La
discussione relativa al decreto Dignità è monca. Anche la la relazione tecnica
si è concentrata soltanto su effetti marginali come 8 mila posti su 2 milioni
di contratti a tempo determinato.
Roberto Romano– Sbilanciamoci
28 agosto 2018
Il decreto Dignità solleva delle
dispute che rasentano la stupidità. Innanzitutto l’effetto discutibile di meno
8.000 lavorati, su oltre 2 milioni di lavoratori coinvolti dai contratti a
tempo determinato, è molto più che residuale. A ruota segue l’incredibile
discussione sugli effetti finanziari del decreto pari a 151 milioni di minori
entrate fiscali per il triennio 2018-19-20 (relazione tecnica del decreto
Dignità).
La prima e la seconda
considerazione tradiscono una profonda e non banale malafede e/o “ignoranza”
(nel senso di non conoscenza) delle teorie economiche del benessere e ancor di
più dei principi ispiratori dell’economia classica (Smith e Ricardo).
Il primo e non banale aspetto da
sottolineare è il seguente: la crescita sconsiderata del lavoro a tempo
determinato ha concorso in misura considerevole a
1) ridurre la produttività per
addetto e capitale,
2) ridurre il valore aggiunto per
addetto,
3) consolidare e approfondire la
de-specializzazione del tessuto produttivo e dei servizi del Paese.
Più precisamente, i fautori degli
effetti negativi del decreto non hanno conoscenza né dell’effetto Ricardo –
quando aumentano i salari si rafforzano gli investimenti -, né dell’effetto
Smith – al crescere dei salari aumenta la domanda e quindi i mercati da
soddisfare.
Se l’economia nazionale cresce
meno della media europea (meno 13 punti di PIL tra il 2007 e il 2016) vuol dire
che qualcosa non ha funzionato nella politica economica e nella politica del
lavoro del Paese.
Sebbene l’industria italiana sia
ormai ai margini della specializzazione europea, e gli incentivi fiscali del
2015-16-17-18, pari a 55 miliardi di euro di cui 12,5 miliardi strutturali (C.
Perniciano), non hanno prodotto nessun effetto di struttura, se non quella non
meno grave di minori entrate fiscali pari a 12 miliardi (e qualcuno si lamenta
per 151 milioni di minori entrate fiscali), la discussione relativa al decreto
Dignità è almeno monca degli effetti (marginali) sul sistema produttivo.

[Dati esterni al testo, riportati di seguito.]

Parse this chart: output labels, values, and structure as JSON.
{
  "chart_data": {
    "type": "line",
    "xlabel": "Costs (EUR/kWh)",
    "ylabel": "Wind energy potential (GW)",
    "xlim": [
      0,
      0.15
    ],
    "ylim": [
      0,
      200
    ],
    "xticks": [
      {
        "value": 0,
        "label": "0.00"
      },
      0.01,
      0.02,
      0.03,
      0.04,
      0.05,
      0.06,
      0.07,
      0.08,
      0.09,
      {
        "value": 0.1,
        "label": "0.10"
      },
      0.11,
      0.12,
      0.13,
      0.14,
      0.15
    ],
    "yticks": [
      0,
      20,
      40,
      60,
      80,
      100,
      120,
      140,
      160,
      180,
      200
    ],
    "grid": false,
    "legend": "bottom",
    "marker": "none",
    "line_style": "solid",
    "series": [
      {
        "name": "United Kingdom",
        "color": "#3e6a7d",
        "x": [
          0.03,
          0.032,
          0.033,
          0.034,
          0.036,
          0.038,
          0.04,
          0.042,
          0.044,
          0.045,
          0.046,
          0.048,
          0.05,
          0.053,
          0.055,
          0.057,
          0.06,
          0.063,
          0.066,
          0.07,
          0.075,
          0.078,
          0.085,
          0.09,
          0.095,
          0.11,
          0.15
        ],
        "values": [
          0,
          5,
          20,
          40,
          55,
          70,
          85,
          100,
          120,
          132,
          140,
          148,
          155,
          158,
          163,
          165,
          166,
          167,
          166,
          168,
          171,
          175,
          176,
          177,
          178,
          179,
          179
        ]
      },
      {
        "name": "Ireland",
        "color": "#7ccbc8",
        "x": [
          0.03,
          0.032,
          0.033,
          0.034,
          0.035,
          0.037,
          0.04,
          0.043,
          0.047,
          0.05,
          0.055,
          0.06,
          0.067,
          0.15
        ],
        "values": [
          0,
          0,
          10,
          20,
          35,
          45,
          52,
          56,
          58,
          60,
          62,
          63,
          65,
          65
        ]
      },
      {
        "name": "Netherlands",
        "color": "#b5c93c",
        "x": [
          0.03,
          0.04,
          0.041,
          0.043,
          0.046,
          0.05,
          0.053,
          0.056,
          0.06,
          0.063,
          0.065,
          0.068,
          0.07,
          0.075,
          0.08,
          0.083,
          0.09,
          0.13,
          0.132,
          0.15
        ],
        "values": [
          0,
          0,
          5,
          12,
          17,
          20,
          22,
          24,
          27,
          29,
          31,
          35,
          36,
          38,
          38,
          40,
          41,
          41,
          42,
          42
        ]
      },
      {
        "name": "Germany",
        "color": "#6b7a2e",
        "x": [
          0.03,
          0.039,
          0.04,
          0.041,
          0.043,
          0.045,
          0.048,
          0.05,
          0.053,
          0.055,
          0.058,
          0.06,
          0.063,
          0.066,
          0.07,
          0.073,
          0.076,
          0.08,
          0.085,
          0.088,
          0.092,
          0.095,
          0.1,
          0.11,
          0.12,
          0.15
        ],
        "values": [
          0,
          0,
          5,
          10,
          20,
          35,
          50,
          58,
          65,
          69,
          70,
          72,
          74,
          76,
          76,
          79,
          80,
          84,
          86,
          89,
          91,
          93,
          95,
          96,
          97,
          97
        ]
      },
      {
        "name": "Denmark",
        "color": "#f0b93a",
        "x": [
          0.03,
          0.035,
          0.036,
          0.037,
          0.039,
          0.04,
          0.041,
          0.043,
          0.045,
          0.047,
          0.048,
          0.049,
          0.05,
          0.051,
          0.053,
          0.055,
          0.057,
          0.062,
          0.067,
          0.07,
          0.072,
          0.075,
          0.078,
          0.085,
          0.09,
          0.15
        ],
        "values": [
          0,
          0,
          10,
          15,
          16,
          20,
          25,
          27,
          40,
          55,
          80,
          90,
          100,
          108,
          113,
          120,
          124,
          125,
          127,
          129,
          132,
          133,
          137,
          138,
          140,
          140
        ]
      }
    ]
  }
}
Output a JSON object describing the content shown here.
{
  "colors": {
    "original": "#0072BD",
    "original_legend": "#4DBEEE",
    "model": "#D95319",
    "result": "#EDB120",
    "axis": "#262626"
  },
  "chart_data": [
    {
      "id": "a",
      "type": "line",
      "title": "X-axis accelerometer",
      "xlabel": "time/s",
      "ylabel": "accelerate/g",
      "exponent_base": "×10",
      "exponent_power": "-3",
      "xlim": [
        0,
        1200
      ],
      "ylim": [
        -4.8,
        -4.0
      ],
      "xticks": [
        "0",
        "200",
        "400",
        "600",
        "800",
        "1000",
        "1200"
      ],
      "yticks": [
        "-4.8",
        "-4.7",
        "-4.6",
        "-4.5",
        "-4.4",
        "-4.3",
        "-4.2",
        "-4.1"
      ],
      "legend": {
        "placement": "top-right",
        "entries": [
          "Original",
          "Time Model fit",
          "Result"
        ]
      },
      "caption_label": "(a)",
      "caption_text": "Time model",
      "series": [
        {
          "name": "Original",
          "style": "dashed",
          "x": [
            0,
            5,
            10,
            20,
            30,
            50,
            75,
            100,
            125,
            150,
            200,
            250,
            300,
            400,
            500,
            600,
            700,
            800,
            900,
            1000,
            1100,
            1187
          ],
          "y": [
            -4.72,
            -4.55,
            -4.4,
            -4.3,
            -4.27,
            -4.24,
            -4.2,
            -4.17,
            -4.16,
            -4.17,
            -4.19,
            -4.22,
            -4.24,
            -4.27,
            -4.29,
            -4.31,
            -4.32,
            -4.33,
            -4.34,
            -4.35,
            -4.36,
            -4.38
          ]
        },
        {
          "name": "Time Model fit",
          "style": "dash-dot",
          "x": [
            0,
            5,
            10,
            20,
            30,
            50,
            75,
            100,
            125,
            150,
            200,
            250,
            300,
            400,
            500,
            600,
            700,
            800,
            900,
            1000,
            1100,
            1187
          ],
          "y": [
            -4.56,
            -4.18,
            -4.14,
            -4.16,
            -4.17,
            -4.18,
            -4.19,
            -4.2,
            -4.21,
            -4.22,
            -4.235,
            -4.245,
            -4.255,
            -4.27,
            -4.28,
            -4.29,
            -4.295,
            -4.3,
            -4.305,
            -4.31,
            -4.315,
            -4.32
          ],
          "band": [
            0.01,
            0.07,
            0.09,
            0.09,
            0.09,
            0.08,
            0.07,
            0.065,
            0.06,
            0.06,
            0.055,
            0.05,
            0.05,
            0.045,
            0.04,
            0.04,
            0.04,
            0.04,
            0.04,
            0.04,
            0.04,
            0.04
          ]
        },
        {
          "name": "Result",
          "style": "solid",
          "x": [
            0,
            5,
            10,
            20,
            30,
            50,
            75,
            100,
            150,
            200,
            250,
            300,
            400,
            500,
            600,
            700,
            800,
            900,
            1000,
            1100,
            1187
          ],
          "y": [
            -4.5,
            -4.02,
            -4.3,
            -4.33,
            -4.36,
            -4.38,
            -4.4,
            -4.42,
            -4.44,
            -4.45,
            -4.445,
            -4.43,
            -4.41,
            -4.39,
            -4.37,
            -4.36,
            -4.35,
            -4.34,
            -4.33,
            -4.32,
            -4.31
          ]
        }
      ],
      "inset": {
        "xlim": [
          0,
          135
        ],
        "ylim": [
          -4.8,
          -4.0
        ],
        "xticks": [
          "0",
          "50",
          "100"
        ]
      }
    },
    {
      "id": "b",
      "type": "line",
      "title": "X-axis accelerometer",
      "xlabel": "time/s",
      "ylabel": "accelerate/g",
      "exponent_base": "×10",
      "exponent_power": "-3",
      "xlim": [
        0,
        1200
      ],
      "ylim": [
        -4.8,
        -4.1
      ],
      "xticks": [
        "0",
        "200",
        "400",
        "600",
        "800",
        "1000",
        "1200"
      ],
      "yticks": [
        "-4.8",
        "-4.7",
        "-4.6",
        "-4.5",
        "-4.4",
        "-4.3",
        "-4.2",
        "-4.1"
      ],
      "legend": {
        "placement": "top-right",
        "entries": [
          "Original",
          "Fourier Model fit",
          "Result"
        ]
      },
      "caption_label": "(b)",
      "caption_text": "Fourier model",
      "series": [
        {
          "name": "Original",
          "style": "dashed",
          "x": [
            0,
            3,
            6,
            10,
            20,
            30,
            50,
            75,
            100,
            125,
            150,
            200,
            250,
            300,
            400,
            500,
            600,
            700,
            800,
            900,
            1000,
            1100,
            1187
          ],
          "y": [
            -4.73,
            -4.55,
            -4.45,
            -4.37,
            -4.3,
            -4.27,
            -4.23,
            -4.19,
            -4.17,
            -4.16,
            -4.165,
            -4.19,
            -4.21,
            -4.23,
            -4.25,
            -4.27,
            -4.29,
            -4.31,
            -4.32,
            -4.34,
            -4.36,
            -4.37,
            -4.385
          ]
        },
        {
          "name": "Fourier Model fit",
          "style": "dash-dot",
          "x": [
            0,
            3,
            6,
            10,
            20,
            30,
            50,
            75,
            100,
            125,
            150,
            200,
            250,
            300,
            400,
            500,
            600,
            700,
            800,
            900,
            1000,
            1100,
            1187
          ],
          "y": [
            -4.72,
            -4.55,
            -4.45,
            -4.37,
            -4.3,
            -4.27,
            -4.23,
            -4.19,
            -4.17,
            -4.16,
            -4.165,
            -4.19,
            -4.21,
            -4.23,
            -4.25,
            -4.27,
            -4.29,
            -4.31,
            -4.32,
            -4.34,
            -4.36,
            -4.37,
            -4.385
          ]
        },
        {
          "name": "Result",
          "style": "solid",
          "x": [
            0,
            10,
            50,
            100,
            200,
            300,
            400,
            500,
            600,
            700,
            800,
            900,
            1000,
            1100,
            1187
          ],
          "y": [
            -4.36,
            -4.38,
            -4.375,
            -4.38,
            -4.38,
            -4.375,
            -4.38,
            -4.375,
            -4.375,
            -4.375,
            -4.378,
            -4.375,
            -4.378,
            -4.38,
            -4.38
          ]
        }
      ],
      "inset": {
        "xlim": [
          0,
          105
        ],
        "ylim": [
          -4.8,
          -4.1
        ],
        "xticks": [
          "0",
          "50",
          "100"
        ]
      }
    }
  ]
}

Ovviamente non commetto lo stesso
errore di del presidente dell’INPS (sempre fuori posto nelle considerazioni
svolte) e Confindustria nel considerare grave meno 8.000 posti di lavoro e meno
151 milioni di minori entrate, ma possiamo almeno considerare l’effetto
potenziale di maggiore valore aggiunto sotteso alla riduzione minimale del
lavoro a tempo determinato? Quante entrate aggiuntive produrrebbero? Si tratta
di decimali e molto a margine del sistema economico; per questa ragione,
probabilmente, non sono state considerate nella relazione tecnica, ma almeno la
relazione tecnica doveva (poteva) anche prendere in esame la potenziale
trasformazione del lavoro a tempo determinato in tempo indeterminato visto che
sono così importanti secondo Confindustria e il presidente dell’INPS.
Qualora non siano importanti,
hanno ragione sia l’INPS che Confindustria, così come la relazione tecnica, ma
a questo punto abbiamo un problema ancor più drammatico: la creazione di lavoro
in Italia è possibile solo ai margini dello stesso, con poco valore aggiunto
incorporato e, peggio ancora, con un profitto atteso delle imprese che
traguarda il margine del costo del lavoro e non le aspettative di crescita.